Le Temps: Qu'avez-vous fait depuis votre sortie de compétition prématurée, au Canada?

Annika Sörenstam: J'ai d'abord passé quatre jours chez moi, sans rien faire. Puis j'ai lentement repris l'entraînement. Les quatre derniers mois ont été totalement épuisants, physiquement et mentalement. Je ne changerais rien à mon programme si c'était à refaire, mais je n'étais pas habituée à une telle tension. Aujourd'hui, j'en paye le prix. Evian est le bon endroit pour un retour à la compétition, même si, dans un monde idéal, je serais bien restée encore quelques jours inactive. Mais je tenais à défendre mon titre acquis ici l'année dernière.

– Conseilleriez-vous à d'autres joueuses de prendre part à un tournoi masculin?

– Si l'une d'elles a besoin de conseils, qu'elle vienne me voir. Pour ma part, j'ai beaucoup appris. Je voulais me tester, savoir si je pouvais hisser mon jeu et ma concentration à un niveau supérieur.

– Qu'avez-vous appris sur vous-même?

– Premièrement, que j'aime ce métier!
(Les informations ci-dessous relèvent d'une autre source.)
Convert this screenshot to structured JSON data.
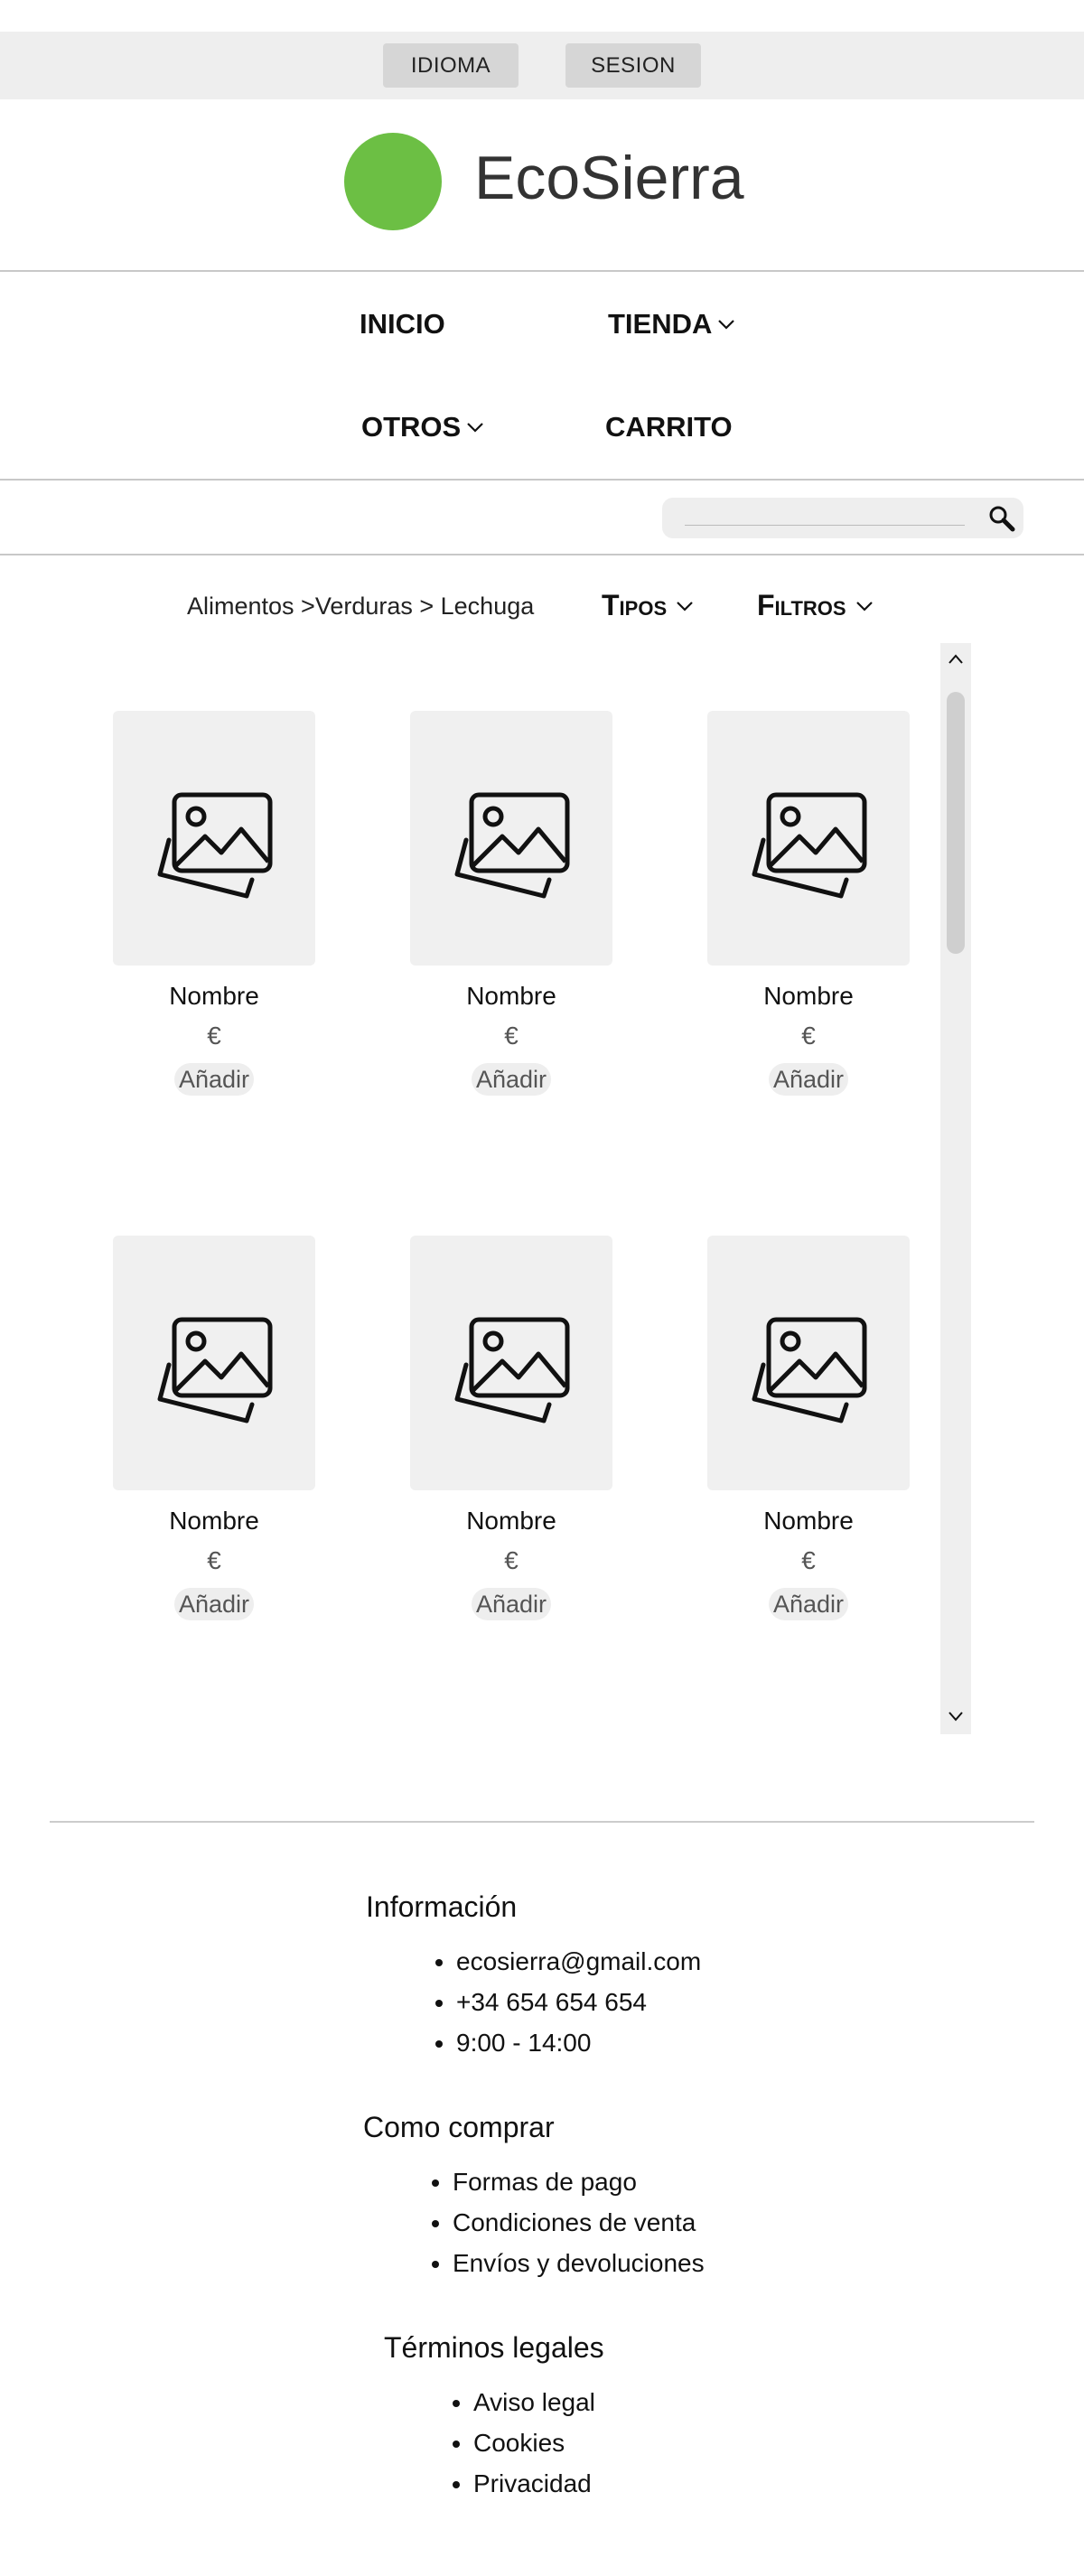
{
  "topbar": {
    "language_label": "IDIOMA",
    "session_label": "SESION"
  },
  "brand": {
    "name": "EcoSierra",
    "logo_color": "#6cbf44"
  },
  "nav": {
    "home": "INICIO",
    "shop": "TIENDA",
    "others": "OTROS",
    "cart": "CARRITO"
  },
  "search": {
    "placeholder": ""
  },
  "breadcrumb": {
    "text": "Alimentos >Verduras > Lechuga"
  },
  "filters": {
    "types_label": "Tipos",
    "filters_label": "Filtros"
  },
  "products": [
    {
      "name": "Nombre",
      "price": "€",
      "add_label": "Añadir"
    },
    {
      "name": "Nombre",
      "price": "€",
      "add_label": "Añadir"
    },
    {
      "name": "Nombre",
      "price": "€",
      "add_label": "Añadir"
    },
    {
      "name": "Nombre",
      "price": "€",
      "add_label": "Añadir"
    },
    {
      "name": "Nombre",
      "price": "€",
      "add_label": "Añadir"
    },
    {
      "name": "Nombre",
      "price": "€",
      "add_label": "Añadir"
    }
  ],
  "footer": {
    "info": {
      "title": "Información",
      "items": [
        "ecosierra@gmail.com",
        "+34 654 654 654",
        "9:00 - 14:00"
      ]
    },
    "howto": {
      "title": "Como comprar",
      "items": [
        "Formas de pago",
        "Condiciones de venta",
        "Envíos y devoluciones"
      ]
    },
    "legal": {
      "title": "Términos legales",
      "items": [
        "Aviso legal",
        "Cookies",
        "Privacidad"
      ]
    }
  }
}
Cette aventure a demandé beaucoup de préparation, avec des entraînements très durs. Mais j'ai aimé ces moments. Le jour de la compétition, jamais je n'aurais imaginé que ma première balle n'arrive sur le fairway, tellement j'étais nerveuse! J'ai été surprise de la réaction que ma participation a suscité. Tout le monde avait une opinion et voulait l'exprimer. Aujourd'hui, je suis convaincue que cela a été la meilleure chose qui me soit arrivée dans ma carrière de golfeuse.

– Allez-vous retenter l'expérience?

– Non, je ne jouerai plus sur le circuit masculin. Je voulais me tester. Je l'ai fait. Je retourne chez les femmes.

– Le circuit féminin vous ennuie-t-il depuis votre retour?

– Non. Le plaisir que j'ai à jouer ne dépend pas des autres joueuses, mais de moi.

– La tension que vous avez ressentie à Forth Worth vous manque-t-elle?

– En un sens, mais un excès de bonnes choses, ça fatigue également.

– Pensez-vous que d'autres sportives devraient suivre votre exemple? Encourageriez-vous par exemple Serena Williams à prendre part à un tournoi de l'ATP?

– Si cela vient de sa propre vo lonté, de son cœur, oui. Si l'on m'avait poussée au Colonial, je n'aurais pas fait le pas. Pour que l'expérience porte ses fruits, elle doit découler d'une conviction profonde. Personnellement, je n'ai gardé que certains aspects du Colonial, les plus positifs.

– Vous avez déclaré un jour que vous pourriez mettre un terme à votre carrière après la Solheim Cup 2004 (compétition qui oppose une équipe américaine à une européenne, ndlr). Or cette dernière a été avancée d'un an. Est-ce à dire que vous pourriez quitter le circuit cet hiver?

– Je n'ai pas exactement dit que je voulais arrêter, mais que j'avais d'autres centres d'intérêt que le golf dans la vie. Je vais jouer encore deux ans au minimum. Je viens de resigner des contrats publicitaires qui prendront fin en 2005. Après, on verra.